Gilmar Mendes — Esta é uma questão para se debater sempre. De em vez quando volta o argumento de que os pleitos dos mais aquinhoados são contemplados com mais atenção pelo Judiciário. Principalmente em matéria penal. O aquinhoado levaria vantagem por ter sua causa veiculada por advogados bem pagos. Eles teriam mais condições de movimentar o Judiciário. Esse problema é típico em qualquer sociedade capitalista. Os órgãos de defesa do consumidor e dos hipossuficientes não estão aparelhados. Topamos com um quadro que tem a ver com o país, uma patologia sociológica e não de um serviço público específico. Eu não vejo o Judiciário cativo do poder econômico. Mas defendo a melhoria das defensorias públicas. E de outras entidades que possam ajudar a equiparar as defesas e reduzir as condições econômicas desiguais. Não vejo o Judiciário cativo do Executivo, nem do poder econômico. Basta ver as decisões em matéria de defesa do consumidor e o enfrentamento nas decisões de interesse das entidades bancárias.

ConJur — Assim como ocorre com planos econômicos, que atingiram a todos os brasileiros, existe a reivindicação administrativa de reparação por parte de pessoas que se sentiram mais prejudicadas que outras no período do regime militar. A diferença é que no caso dos pacotes econômicos a arbitragem é feita por julgadores profissionais, os juízes. No Ministério da Justiça, quem decide são os amigos dos requerentes. Isso não ofende o devido processo legal, dada a disparidade de meios ou a questão da impessoalidade e do uso de recursos públicos previsto na Constituição?

Gilmar Mendes —Não necessariamente. Esse processo foi concebido pelo texto constitucional. À falta de legislação em Mandado de Injunção, o que se nota é o desbordamento dos critérios. Fui relator de processo em que se discutia a indenização a ser paga a família de desaparecido político. Na Justiça, usa-se o critério de renda não recebida multiplicada pelo número de anos da expectativa de vida. A quantia não ultrapassava, em 2003, R$ 400 mil. No caso das reparações políticas, para pessoas que continuaram a trabalhar, concedem-se valores na casa de R$ 1,2 milhão ou mais.
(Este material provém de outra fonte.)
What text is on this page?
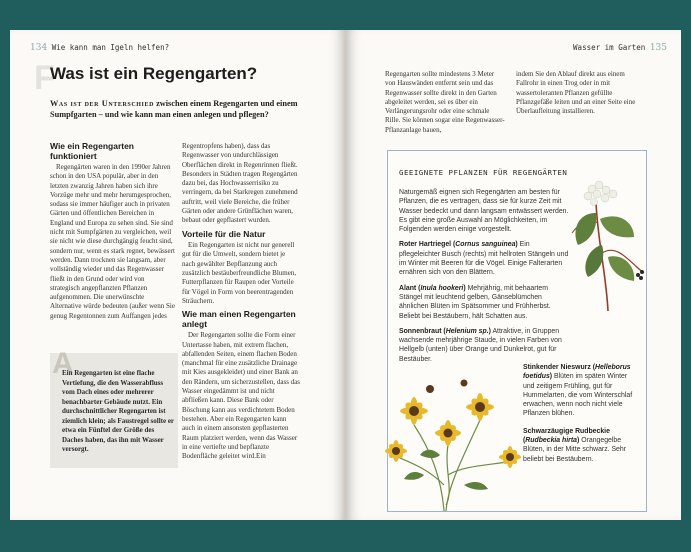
134 Wie kann man Igeln helfen?
F
Was ist ein Regengarten?
Was ist der Unterschied zwischen einem Regengarten und einem Sumpfgarten – und wie kann man einen anlegen und pflegen?
Wie ein Regengarten funktioniert

Regengärten waren in den 1990er Jahren schon in den USA populär, aber in den letzten zwanzig Jahren haben sich ihre Vorzüge mehr und mehr herumgesprochen, sodass sie immer häufiger auch in privaten Gärten und öffentlichen Bereichen in England und Europa zu sehen sind. Sie sind nicht mit Sumpfgärten zu vergleichen, weil sie nicht wie diese durchgängig feucht sind, sondern nur, wenn es stark regnet, bewässert werden. Dann trocknen sie langsam, aber vollständig wieder und das Regenwasser fließt in den Grund oder wird von strategisch angepflanzten Pflanzen aufgenommen. Die unerwünschte Alternative würde bedeuten (außer wenn Sie genug Regentonnen zum Auffangen jedes

Regentropfens haben), dass das Regenwasser von undurchlässigen Oberflächen direkt in Regenrinnen fließt. Besonders in Städten tragen Regengärten dazu bei, das Hochwasserrisiko zu verringern, da bei Starkregen zunehmend auftritt, weil viele Bereiche, die früher Gärten oder andere Grünflächen waren, bebaut oder gepflastert wurden.

Vorteile für die Natur

Ein Regengarten ist nicht nur generell gut für die Umwelt, sondern bietet je nach gewählter Bepflanzung auch zusätzlich bestäuberfreundliche Blumen, Futterpflanzen für Raupen oder Vorteile für Vögel in Form von beerentragenden Sträuchern.

Wie man einen Regengarten anlegt

Der Regengarten sollte die Form einer Untertasse haben, mit extrem flachen, abfallenden Seiten, einem flachen Boden (manchmal für eine zusätzliche Drainage mit Kies ausgekleidet) und einer Bank an den Rändern, um sicherzustellen, dass das Wasser eingedämmt ist und nicht abfließen kann. Diese Bank oder Böschung kann aus verdichtetem Boden bestehen. Aber ein Regengarten kann auch in einem ansonsten gepflasterten Raum platziert werden, wenn das Wasser in eine vertiefte und bepflanzte Bodenfläche geleitet wird.Ein

A
Ein Regengarten ist eine flache Vertiefung, die den Wasserabfluss vom Dach eines oder mehrerer benachbarter Gebäude nutzt. Ein durchschnittlicher Regengarten ist ziemlich klein; als Faustregel sollte er etwa ein Fünftel der Größe des Daches haben, das ihn mit Wasser versorgt.
Wasser im Garten 135
Regengarten sollte mindestens 3 Meter von Hauswänden entfernt sein und das Regenwasser sollte direkt in den Garten abgeleitet werden, sei es über ein Verlängerungsrohr oder eine schmale Rille. Sie können sogar eine Regenwasser-Pflanzanlage bauen,
indem Sie den Ablauf direkt aus einem Fallrohr in einen Trog oder in mit wassertoleranten Pflanzen gefüllte Pflanzgefäße leiten und an einer Seite eine Überlaufleitung installieren.
GEEIGNETE PFLANZEN FÜR REGENGÄRTEN

Naturgemäß eignen sich Regengärten am besten für Pflanzen, die es vertragen, dass sie für kurze Zeit mit Wasser bedeckt und dann langsam entwässert werden. Es gibt eine große Auswahl an Möglichkeiten, im Folgenden werden einige vorgestellt.

Roter Hartriegel (Cornus sanguinea) Ein pflegeleichter Busch (rechts) mit hellroten Stängeln und im Winter mit Beeren für die Vögel. Einige Falterarten ernähren sich von den Blättern.

Alant (Inula hookeri) Mehrjährig, mit behaartem Stängel mit leuchtend gelben, Gänseblümchen ähnlichen Blüten im Spätsommer und Frühherbst. Beliebt bei Bestäubern, hält Schatten aus.

Sonnenbraut (Helenium sp.) Attraktive, in Gruppen wachsende mehrjährige Staude, in vielen Farben von Hellgelb (unten) über Orange und Dunkelrot, gut für Bestäuber.

Stinkender Nieswurz (Helleborus foetidus) Blüten im späten Winter und zeitigem Frühling, gut für Hummelarten, die vom Winterschlaf erwachen, wenn noch nicht viele Pflanzen blühen.

Schwarzäugige Rudbeckie (Rudbeckia hirta) Orangegelbe Blüten, in der Mitte schwarz. Sehr beliebt bei Bestäubern.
Acho preocupante. Essas indenizações teriam caráter de reconhecimento, de um pedido de desculpas da sociedade ou tem o propósito de enriquecimento? Há pouco tempo, o professor Kevin Boyle [professor, especialista em Direitos Humanos da Universidade de Essex, da Inglaterra, com atuação em organismos das Nações Unidas e da União Européia] informou que a África do Sul tabelou em US$ 100 mil as indenizações por perseguições naquele país. Parece clara a necessidade de rever. Será que não há aí uma hermenêutica do interesse, do próprio interesse, desses grupos que estão sendo beneficiados? A AGU deveria se preocupar porque se estabelece um paradigma. E a União terá grande dificuldade de pagar outras indenizações. Teremos a falência do Estado brasileiro.
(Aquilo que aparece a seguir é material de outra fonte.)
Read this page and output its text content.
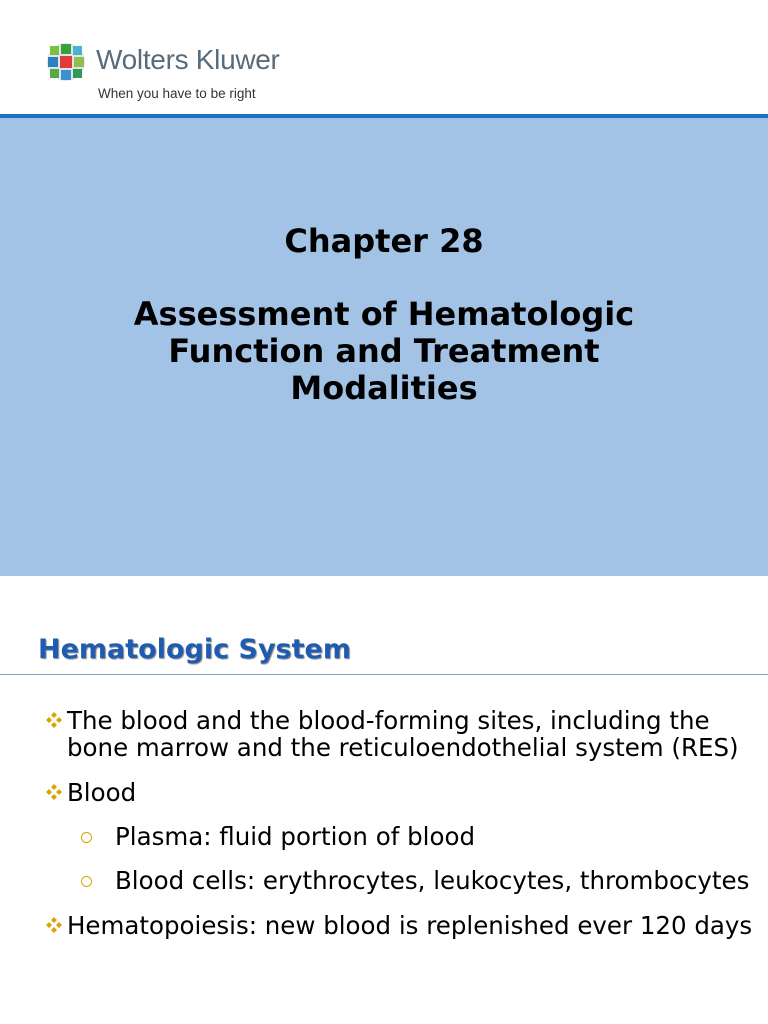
Wolters Kluwer
When you have to be right
Chapter 28
Assessment of Hematologic Function and Treatment Modalities
Hematologic System
The blood and the blood-forming sites, including the bone marrow and the reticuloendothelial system (RES)
Blood
Plasma: fluid portion of blood
Blood cells: erythrocytes, leukocytes, thrombocytes
Hematopoiesis: new blood is replenished ever 120 days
ConJur — O país tem evoluído num aspecto macro-político, que é o amadurecimento das instituições e macro-econômico, com o controle da inflação. Mas repetem-se notícias desanimadoras, como invasões do MST, bloqueios de estradas e a ocupação de prédios públicos. Retrocesso ou acidente de percurso? Como a magistratura encara esses fenômenos?

Gilmar Mendes — Tenho a impressão de que há certa contemplação, uma ingênua tolerância que se convola em leniência, quanto a esse tipo de manifestação. A liberdade de manifestação e opinião tem que ser reconhecida. Mas quando passam a agredir direitos deve ser coibida. Nesses casos cabe às autoridades constituídas recorrer aos remédios que a farmacologia jurídica oferece.